Chris Schardt’s Firmament returned, attracting participants who laid underneath its beautiful changing light patterns and listened to classical music. Yes, it’s true – unlikely as it seems; classical music still engages us. Another sound and light piece, the Sonic Runway by Rob Jensen and team, returned after its appearances as the Sol System in 2003 and 2004, this time more complex than ever.
Kevin Clark brought his Medusa Madness back this year, with its lighting improved and expanded. It created a natural social space, where its light and fire beckoned all to get with the snakes and like it. Goddesses can do that…We also saw the return of the Lost Tea Party, and this time there were five teapots.
Did you notice that the playa had turned into Animal Planet? The Space Whale and her baby in the Keyhole, by Matt Schultz, Android Jones, and the Pier Crew seemed to set the tone for all the animals out there -the Guardino Leone by Kevin Clark, Octavius the Octopus by Peter Hazel, Jack Champion’s Murder (the five enormous crows), Lord Snort by Bryan Tedrick, OID by Michael Christian, Ursa Major by Mr. and Mrs. Ferguson, the Koi Pond by Joe Joe Martin, and Seeing Humanity for What it Really Is (the gorillas) by Laurence Vallieres. Even Abraxas the dragon seems to have reproduced, with its offspring following it closely.
The proliferation of gigantic insects was very pleasing, from Therm’s fire moths to the giant Weta from New Zealand, Kirsten Bergs butterfly wings (Imago), and the gigantic spider in the Cafe.
I want to give a nod to the clever person who affiixed vintage album covers to the trash fence stakes – the ride along the trash fence was most amusing.
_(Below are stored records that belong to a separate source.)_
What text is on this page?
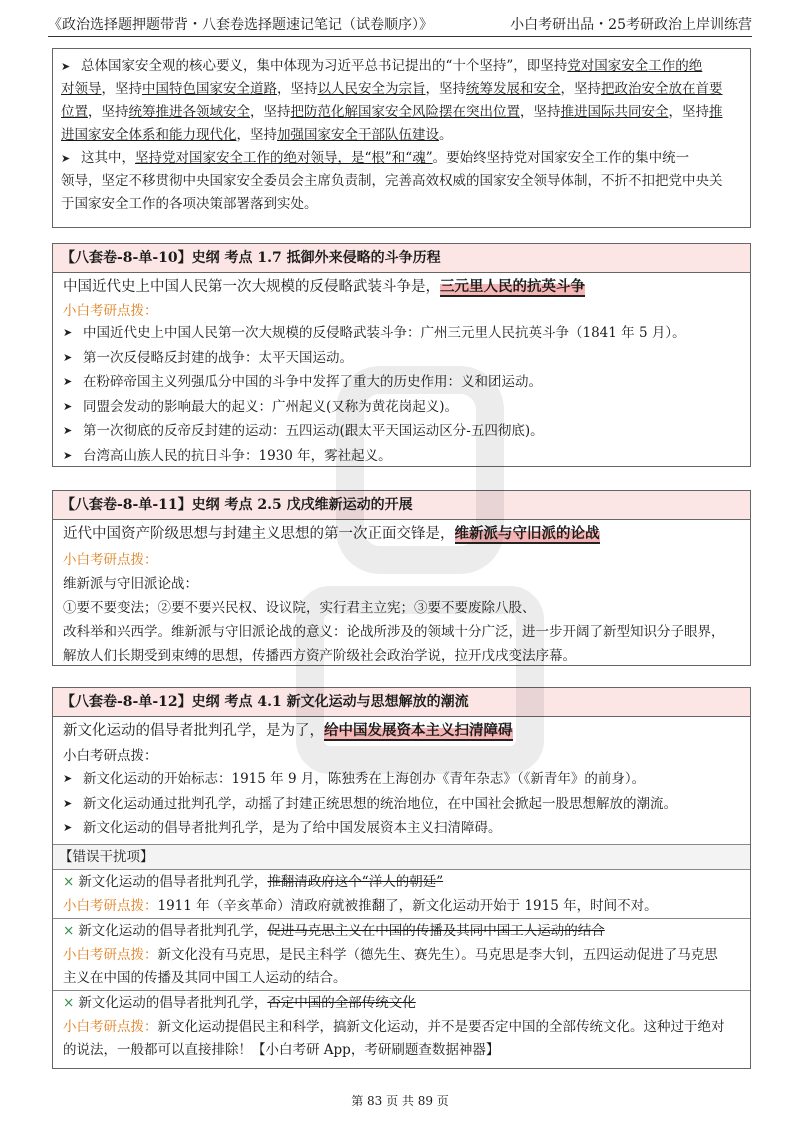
《政治选择题押题带背・八套卷选择题速记笔记（试卷顺序）》	小白考研出品・25考研政治上岸训练营
➤ 总体国家安全观的核心要义，集中体现为习近平总书记提出的“十个坚持”，即坚持党对国家安全工作的绝
对领导，坚持中国特色国家安全道路，坚持以人民安全为宗旨，坚持统筹发展和安全，坚持把政治安全放在首要
位置，坚持统筹推进各领域安全，坚持把防范化解国家安全风险摆在突出位置，坚持推进国际共同安全，坚持推
进国家安全体系和能力现代化，坚持加强国家安全干部队伍建设。
➤ 这其中，坚持党对国家安全工作的绝对领导，是“根”和“魂”。要始终坚持党对国家安全工作的集中统一
领导，坚定不移贯彻中央国家安全委员会主席负责制，完善高效权威的国家安全领导体制，不折不扣把党中央关
于国家安全工作的各项决策部署落到实处。
【八套卷-8-单-10】史纲 考点 1.7 抵御外来侵略的斗争历程
中国近代史上中国人民第一次大规模的反侵略武装斗争是，三元里人民的抗英斗争
小白考研点拨：
➤ 中国近代史上中国人民第一次大规模的反侵略武装斗争：广州三元里人民抗英斗争（1841 年 5 月）。
➤ 第一次反侵略反封建的战争：太平天国运动。
➤ 在粉碎帝国主义列强瓜分中国的斗争中发挥了重大的历史作用：义和团运动。
➤ 同盟会发动的影响最大的起义：广州起义(又称为黄花岗起义)。
➤ 第一次彻底的反帝反封建的运动：五四运动(跟太平天国运动区分-五四彻底)。
➤ 台湾高山族人民的抗日斗争：1930 年，雾社起义。
【八套卷-8-单-11】史纲 考点 2.5 戊戌维新运动的开展
近代中国资产阶级思想与封建主义思想的第一次正面交锋是，维新派与守旧派的论战
小白考研点拨：
维新派与守旧派论战：
①要不要变法；②要不要兴民权、设议院，实行君主立宪；③要不要废除八股、
改科举和兴西学。维新派与守旧派论战的意义：论战所涉及的领域十分广泛，进一步开阔了新型知识分子眼界，
解放人们长期受到束缚的思想，传播西方资产阶级社会政治学说，拉开戊戌变法序幕。
【八套卷-8-单-12】史纲 考点 4.1 新文化运动与思想解放的潮流
新文化运动的倡导者批判孔学，是为了，给中国发展资本主义扫清障碍
小白考研点拨：
➤ 新文化运动的开始标志：1915 年 9 月，陈独秀在上海创办《青年杂志》（《新青年》的前身）。
➤ 新文化运动通过批判孔学，动摇了封建正统思想的统治地位，在中国社会掀起一股思想解放的潮流。
➤ 新文化运动的倡导者批判孔学，是为了给中国发展资本主义扫清障碍。
【错误干扰项】
× 新文化运动的倡导者批判孔学，推翻清政府这个“洋人的朝廷”
小白考研点拨：1911 年（辛亥革命）清政府就被推翻了，新文化运动开始于 1915 年，时间不对。
× 新文化运动的倡导者批判孔学，促进马克思主义在中国的传播及其同中国工人运动的结合
小白考研点拨：新文化没有马克思，是民主科学（德先生、赛先生）。马克思是李大钊，五四运动促进了马克思
主义在中国的传播及其同中国工人运动的结合。
× 新文化运动的倡导者批判孔学，否定中国的全部传统文化
小白考研点拨：新文化运动提倡民主和科学，搞新文化运动，并不是要否定中国的全部传统文化。这种过于绝对
的说法，一般都可以直接排除！【小白考研 App，考研刷题查数据神器】
第 83 页 共 89 页
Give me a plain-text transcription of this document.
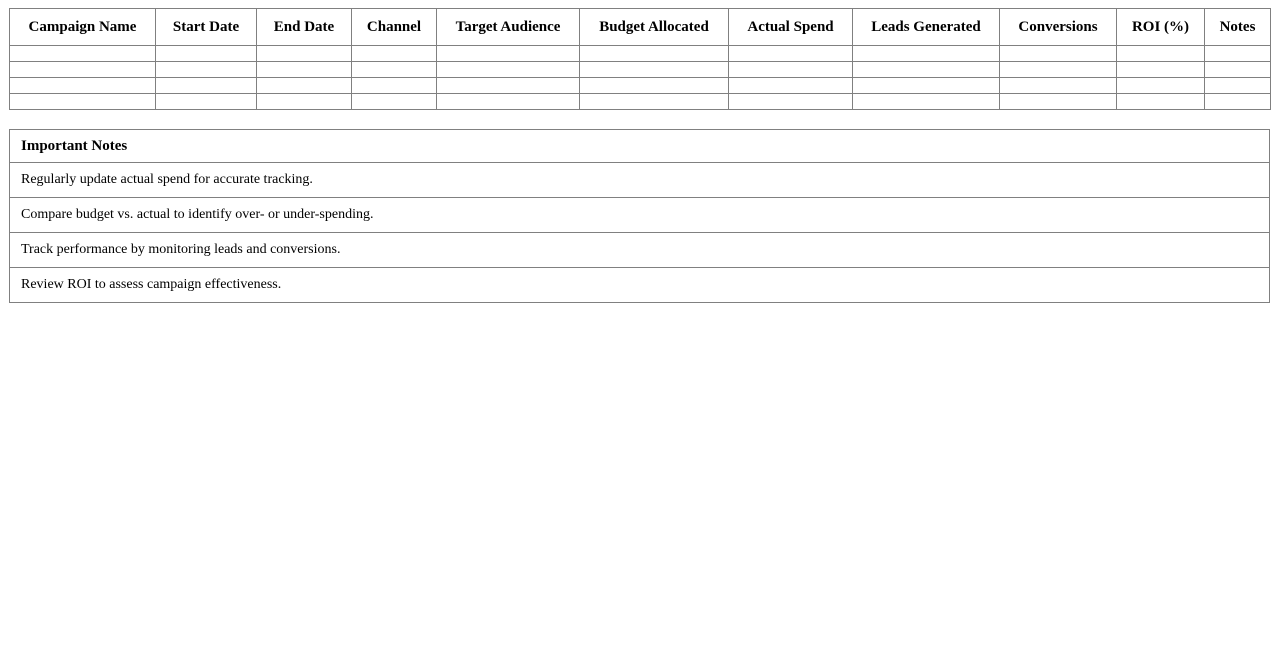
Campaign Name	Start Date	End Date	Channel	Target Audience	Budget Allocated	Actual Spend	Leads Generated	Conversions	ROI (%)	Notes

Important Notes
Regularly update actual spend for accurate tracking.
Compare budget vs. actual to identify over- or under-spending.
Track performance by monitoring leads and conversions.
Review ROI to assess campaign effectiveness.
All in all, it was a banner year for art; I find it amazing that members of our community are willing to work so hard, for so long, to create the art we all enjoy so much. The art is the heart and soul of our event, reflecting the creativity, collaborative spirit, inventiveness, craftsmanship, generosity and sheer will power of our community. Endless thanks and gratitude to all of the artists and makers who are inspired to create such grand, elaborate installations in such challenging conditions. It’s unprecedented and remarkable, and we are all better for it.